Bisphosphonates are the preferred drugs for treating hypercalcaemia of malignancy once the patient has been adequately rehydrated. Clodronate has been shown to be effective in the treatment of malignant hypercalcaemia. A small dose-response study found low-dose clodronate for mild cases to be as effective as high-dose clodronate for moderate to severe cases of tumour-induced hypercalcaemia.
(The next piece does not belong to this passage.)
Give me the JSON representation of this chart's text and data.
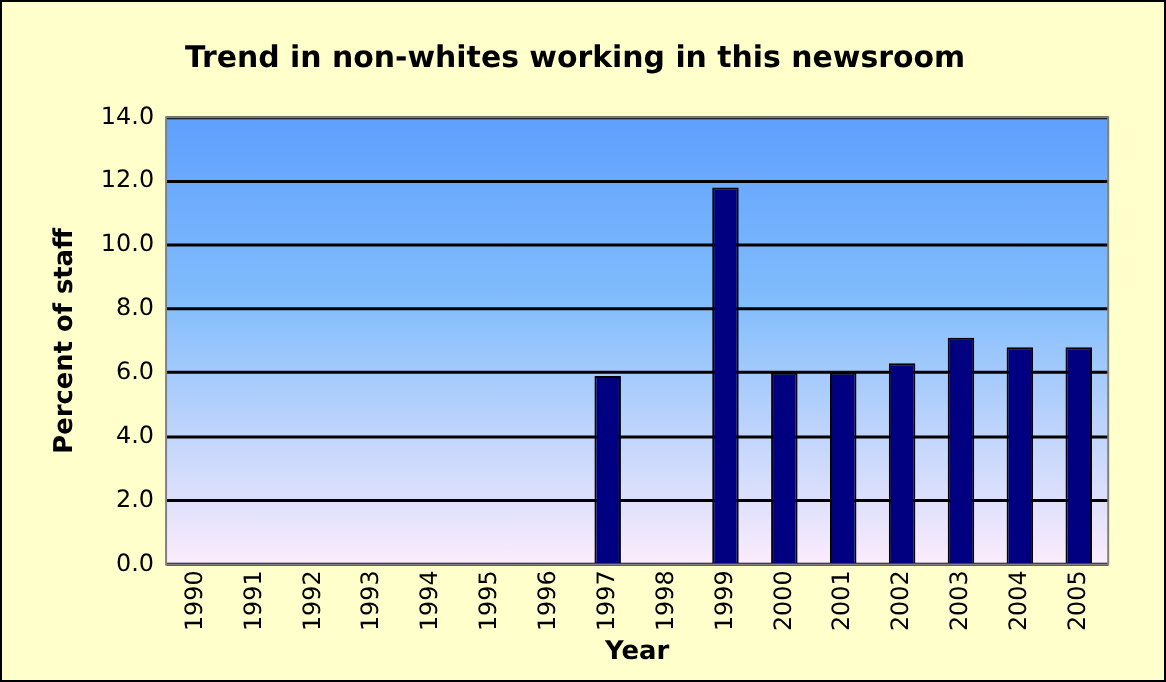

Malignant neoplasms of the bone.
Bisphosphonates are of benefit in some patients with metastatic bone disease not only to manage bone pain and hypercalcaemia, but to reduce skeletal complications such as fractures. Clodronate is licensed for such use in many countries. Studies in breast cancer patients with bone metastases found that clodronate reduced the incidence of fractures, and delayed the time to onset of new bone events. Whether bisphosphonates can prevent the development of new skeletal metastases is unclear. Results of studies using clodronate to reduce skeletal metastases in women with breast cancer have been conflicting, and one study in women with node-positive disease actually suggested an increase in concomitant visceral metastases. Overall, the studies appeared limited by duration, and further data are needed. In a trial of patients with multiple myeloma, oral clodronate was found to slow the progression of skeletal disease, especially in those patients with less overt disease at diagnosis; the authors suggested starting clodronate early in the course of the disease.
Osteogenesis imperfecta.
Clodronate has been reported to be of benefit in a boy with osteogenesis imperfecta type I. Starting at 131/2 years old he was given oral clodronate 400 mg daily for 5 years, and sustained no new low-trauma fractures during this time. Treatment was stopped for 8 months, but bone mineral density remained below normal limits. Clodronate was restarted at 800 mg daily and given with no untoward effects, until the patient was 22 years old, 8 years after initial referral.
Osteoporosis.
Bisphosphonates are used for the prevention and treatment of osteoporosis. Clodronate is licensed for this use in some countries. Studies of its use in daily oral doses, or intermittent intravenous infusions, or intramuscular injections (at 7-, 10- or 14-day intervals) found increases in bone mineral density at various sites in postmenopausal women with osteoporosis or low bone mass. A large study in postmenopausal women with vertebral osteopenia found that oral clodronate 800 mg daily prevented bone loss in the lumbar spine and femoral trochanter, but not the femoral neck; this dose has been shown to reduce vertebral fracture risk in women with postmenopausal or secondary osteoporosis. The risk of vertebral fractures was also reduced in patients with arthritis receiving corticosteroids, who were given intramuscular clodronate once weekly. Oral clodronate may be of benefit in reducing bone loss after heart transplantation, but the benefits of intravenous clodronate in a small prospective study in patients receiving parenteral nutrition (who are at high risk of osteoporosis) were uncertain.
Paget's disease of bone.
Bisphosphonates may be indicated for patients with Paget's disease of bone if bone pain is persistent, or to prevent further progression of the disease. A review of clodronate stated that oral doses of 800 to 1600 mg daily were effective in reducing bone turnover in patients with Paget's disease, and that remission after stopping was longer with the higher dose. Duration of therapy also appears to affect response; longer treatment was associated with a longer time to relapse. Short-term intravenous clodronate (300 mg daily for 5 to 10 days) has also been found to reduce biochemical markers of bone turnover, and sustain remission for up to 1 year.